Зато о бедном Якобусе Дюброкенсе ничего не было слышно. Я думал, что его уже нет в живых, что милосердная смерть унесла его из этого мира, который он всегда видел как бы во сне, сквозь пелену мечтаний. Но в один погожий осенний день 1896 года я пошел на пристань, близ Тюильри, собираясь сесть на пароход, который должен был отплыть вниз по реке, и вдруг я заметил старика, сидевшего на носовой части палубы. На нем был старый заплатанный плащ, на голове дряхлая романтическая шляпа, надвинутая набекрень; рука, еще прекрасная, покоилась на папке с рисунками, и весь его облик напоминал задумчивого гения.
Я сразу узнал в нем добряка Якобуса Дюброкенса, хотя ему было уже семьдесят лет. По морщинистому лицу ему можно было дать даже больше, но в голубых глазах по-прежнему горело пламя непобедимой юности.

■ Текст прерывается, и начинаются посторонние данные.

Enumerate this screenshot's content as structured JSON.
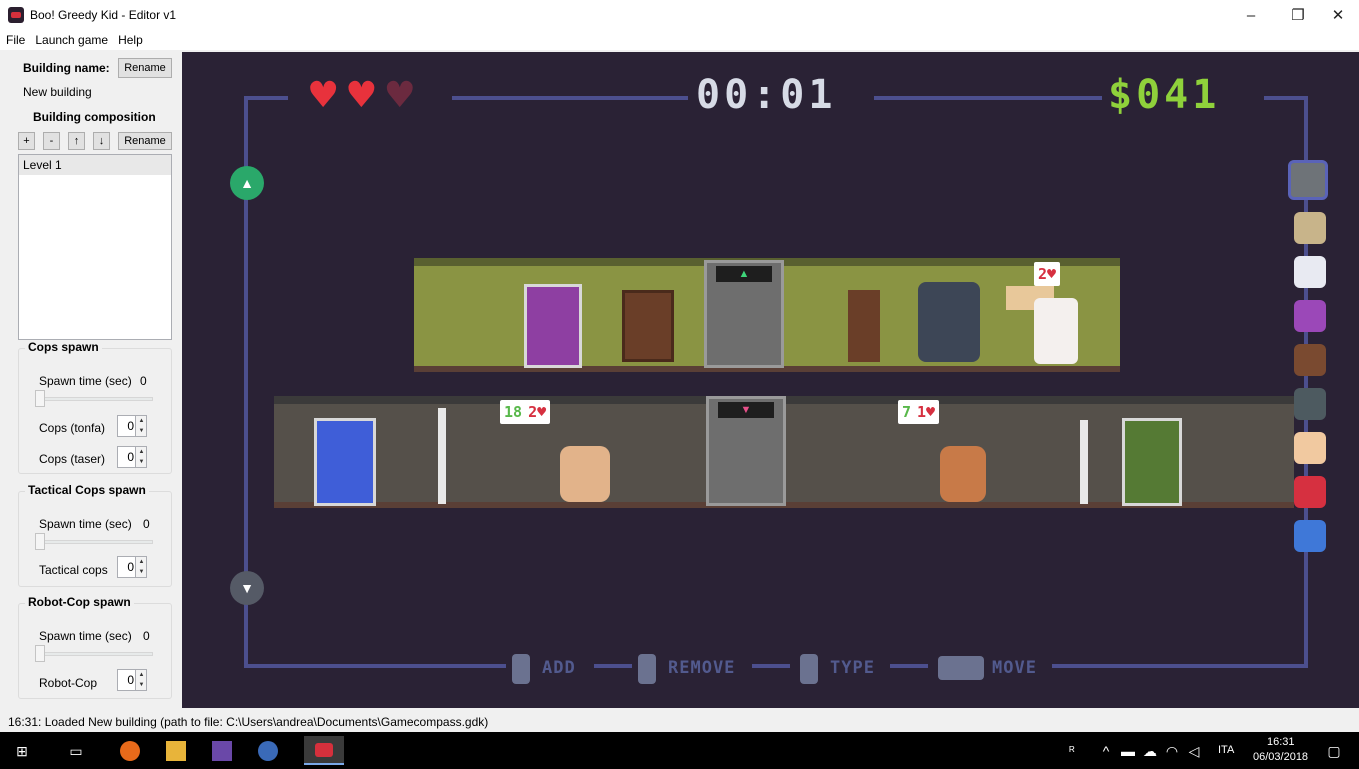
{
  "window": {
    "title": "Boo! Greedy Kid - Editor v1",
    "min_glyph": "–",
    "max_glyph": "❐",
    "close_glyph": "✕"
  },
  "menu": [
    "File",
    "Launch game",
    "Help"
  ],
  "building": {
    "name_label": "Building name:",
    "rename_label": "Rename",
    "name_value": "New building",
    "composition_label": "Building composition",
    "buttons": [
      "+",
      "-",
      "↑",
      "↓"
    ],
    "composition_rename_label": "Rename",
    "levels": [
      "Level 1"
    ]
  },
  "cops_spawn": {
    "title": "Cops spawn",
    "spawn_time_label": "Spawn time (sec)",
    "spawn_time_value": "0",
    "tonfa_label": "Cops (tonfa)",
    "tonfa_value": "0",
    "taser_label": "Cops (taser)",
    "taser_value": "0"
  },
  "tactical_spawn": {
    "title": "Tactical Cops spawn",
    "spawn_time_label": "Spawn time (sec)",
    "spawn_time_value": "0",
    "cops_label": "Tactical cops",
    "cops_value": "0"
  },
  "robocop_spawn": {
    "title": "Robot-Cop spawn",
    "spawn_time_label": "Spawn time (sec)",
    "spawn_time_value": "0",
    "cops_label": "Robot-Cop",
    "cops_value": "0"
  },
  "hud": {
    "hearts": [
      "♥",
      "♥",
      "♥"
    ],
    "heart_colors": [
      "#e8323c",
      "#e8323c",
      "#6b2a3f"
    ],
    "timer": "00:01",
    "money": "$041"
  },
  "bubbles": {
    "nurse": {
      "lives": "2♥"
    },
    "old_man": {
      "count": "18",
      "lives": "2♥"
    },
    "old_lady": {
      "count": "7",
      "lives": "1♥"
    }
  },
  "hints": {
    "add": "ADD",
    "remove": "REMOVE",
    "type": "TYPE",
    "move": "MOVE"
  },
  "status": {
    "message": "16:31: Loaded New building (path to file: C:\\Users\\andrea\\Documents\\Gamecompass.gdk)"
  },
  "taskbar": {
    "lang": "ITA",
    "time": "16:31",
    "date": "06/03/2018"
  },
  "colors": {
    "game_bg": "#2a2235",
    "frame": "#4c4f8e",
    "floor_top": "#8a9443",
    "floor_bottom": "#55504a",
    "money": "#8fd13b"
  }
}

Он ответил на мой поклон, не зная, кто я, и не пытаясь узнать, привыкнув в кофейнях и молочных к тому безыменному братству, которое как бы сливает воедино всех собеседников.
— Вы видели мою картину? — спросил он. — Мою большую картину? Они требуют, чтобы я уменьшил ее, кое-что переделал и исправил.
— Кто требует, мэтр Якобус?
— Они! Мастерская, правительство, министры, муниципальный совет, да мало ли кто еще! Разве я знаю! Я ведь не вожу знакомство с этими лавочниками. Я не обращаю внимания на случайное и презираю все, что не осуществлено в абсолюте. Они хотят исказить мою великую идею. Но не беспокойтесь, я не войду с ними в сделку.